What is the best solution to the problem? Do I really need a lexer? Is my lexer implemented correctly? (I can find very little examples on how to use a custom lexer for text). Can I maybe only lex some tokens and leave the rest to a "parent" lexer?


Solution

  • Based on recognizing multi-line sections with lark grammar I was able to find a solution.
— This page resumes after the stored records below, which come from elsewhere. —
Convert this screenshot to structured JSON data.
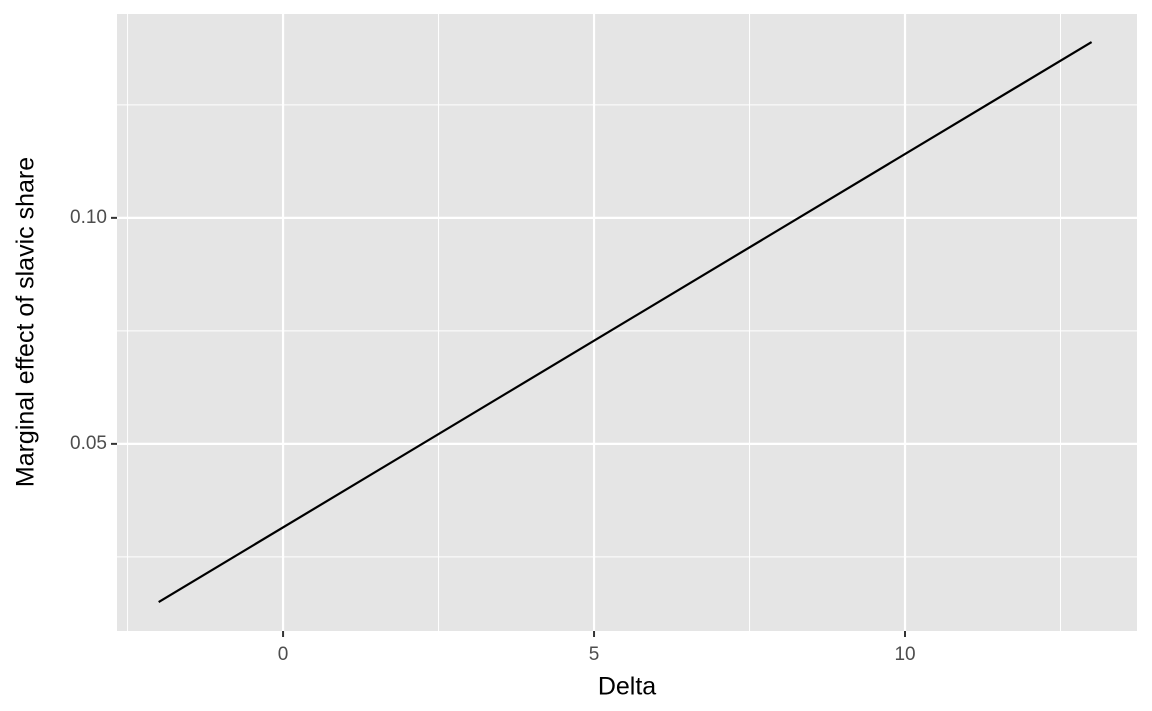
{
  "chart_data": {
    "type": "line",
    "x_label": "Delta",
    "y_label": "Marginal effect of slavic share",
    "x": [
      -2,
      13
    ],
    "values": [
      0.015,
      0.1389
    ],
    "color": "#000000",
    "xlim": [
      -2.67,
      13.73
    ],
    "ylim": [
      0.0086,
      0.1451
    ],
    "xticks": [
      0,
      5,
      10
    ],
    "yticks": [
      {
        "value": 0.05,
        "label": "0.05"
      },
      {
        "value": 0.1,
        "label": "0.10"
      }
    ],
    "xminor": [
      -2.5,
      2.5,
      7.5,
      12.5
    ],
    "yminor": [
      0.025,
      0.075,
      0.125
    ],
    "grid": true
  }
}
    The important part is to not use /.+/s to match multiple lines, as then the parser will not have the opportunity to match other tokens. It is better to match line by line, so that the parser has opportunity to match a new rule for each line. I also switched the parser to "lalr", it did not work with the standard parser.

    parser.py

    from lark import Lark
    
    def read_file(filename):
        with open(filename) as f:
            return f.read()
    
    grammar = read_file('grammar.lark')
    parser = Lark(grammar, start='elements', parser="lalr")
    textile = read_file('test.textile')
    tree = parser.parse(textile)
    print(tree.pretty())
    

    grammar.lark

    elements: element+
    ?element: field content
    ?field: NEWLINE* FIELD_START field_name FIELD_END NEWLINE
    field_name: FIELD_NAME
    content: contents*
    ?contents: paragraph
        | code_block
    code_block: CODE_BLOCK_START (LINE NEWLINE)+
    paragraph: PARAGRAPH_START? (paragraph_line | bullets | footnote)+
    bullets: (BULLET paragraph_line)+
    footnote: FOOTNOTE_START LINE NEWLINE
    paragraph_line: (PARAGRAPH_LINE | FOOTNOTE_ANCHOR)+ NEWLINE
    
    FIELD_START: "#["
    FIELD_NAME: /[^\]]+/
    FIELD_END: "]#"
    FOOTNOTE_ANCHOR: /<\d>/
    FOOTNOTE_START: /bc\. fn\d\. /
    CODE_BLOCK_START: /bc\.\.? /
    PARAGRAPH_START: /p\. /
    LINE.-1: /.+/
    BULLET.-2: "*"
    PARAGRAPH_LINE.-3: /.+?(?=(<\d>|\r|\n))/
    
    %import common.NEWLINE
    

    The output:

    elements
      element
        field
          #[
          field_name        contents
          ]#
    
    
        content
          paragraph
            p.
            paragraph_line
              This is a paragraph.
    
    
    
            paragraph_line
              With some bullet points:
    
    
    
            bullets
              *
              paragraph_line
                 Bullet 1
    
    
              *
              paragraph_line
                 Bullet 2
    
    
              *
              paragraph_line
                 Bullet 3
    
    
    
            paragraph_line
              And a code block:
    
    
    
          code_block
            bc..
            # Program to display the Fibonacci sequence up to n-th term
    
    
    
            """\
    
    
            * Program to display the Fibonacci sequence up to n-th term
    
    
            """
    
    
    
            search_string = r"<5>"
    
    
    
            nterms = int(input("How many terms? "))
    
    
    
            # first two terms
    
    
            n1, n2 = 0, 1
    
    
            count = 0
    
    
    
          paragraph
            p.
            paragraph_line
              And after the block of code another paragraph, with a footnote
              <1>
              .
    
    
    
            footnote
              bc. fn1.
              This is the footnote contents
    
    
    
          paragraph
            p.
            paragraph_line
              And here is another paragraph
    
    
    
      element
        field
          #[
          field_name        second_field
          ]#
    
    
        content
          paragraph
            paragraph_line
              Some more contents
    

    Note that the parser also correctly pasrses bullets and footnotes. In order to parse footnote anchors within a line, I have made a special PARAGRAPH_LINE, which stops at the first footnote it encounters or at the end of the line. Also note that line has precedence over bullets, so bullets will not be matched in a code block, (since it looks for a normal line), only in a paragraph.